Jetlag has made me feel blurry and I’ve avoided the studio in favour of more adrenaline oriented activities so I can throw this tiredness off as soon as possible. I’ve also got to pay attention to some important administrative work for the art department at the university, so I need to divide my time carefully for the next few days between studio and office so I can focus on how we can provide students with a more effective program that gives them a really solid grounding in the studio techniques they need to learn.

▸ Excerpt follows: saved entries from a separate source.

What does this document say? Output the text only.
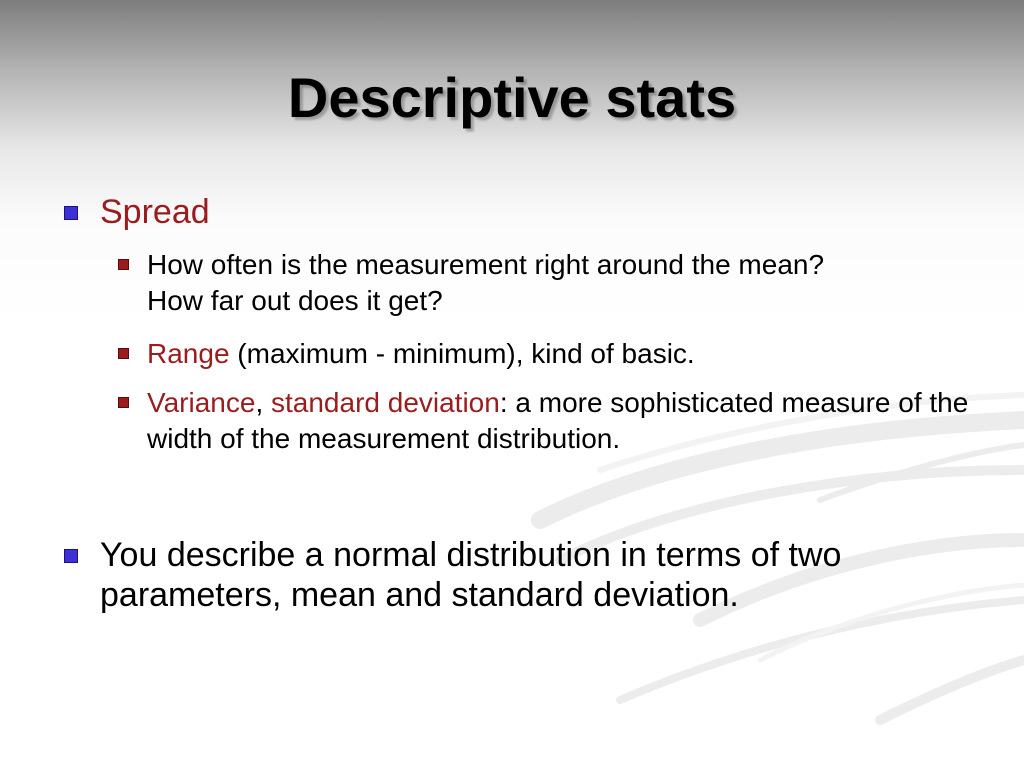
Descriptive stats
Spread
How often is the measurement right around the mean? How far out does it get?
Range (maximum - minimum), kind of basic.
Variance, standard deviation: a more sophisticated measure of the width of the measurement distribution.
You describe a normal distribution in terms of two parameters, mean and standard deviation.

The Angel shows some inconsistency in the skulls – those I did before Christmas are grayer and a little looser than the ones I’m working on now. I will need to be careful to rework those that are in that double band in the foreground to make them consistent with the new skulls. The first ones also got some Ultramarine Blue and Raw Sienna glazes wiped onto them when I was uncertain about the landscape and experimenting with it; before committing to the ocean of skulls that I’m now producing. The solution to that is obvious: simply add some of those two glazes into the new skulls so they match; traditional painters often choose to make their shadows cool and their highlights warm (blues and greens tend to feel cooler, while browns, yellows and reds feel warmer) so this will add some nice variation to the boney surfaces, while also making them feel more realistic and convincing.
Consistency is important in the production of the painting: if different methods are used in different areas the painting will feel disjointed and clumsy. I want this painting to feel unified and to produce an illusion that we are catching a glimpse of another reality, as if we are looking through a portal into another world.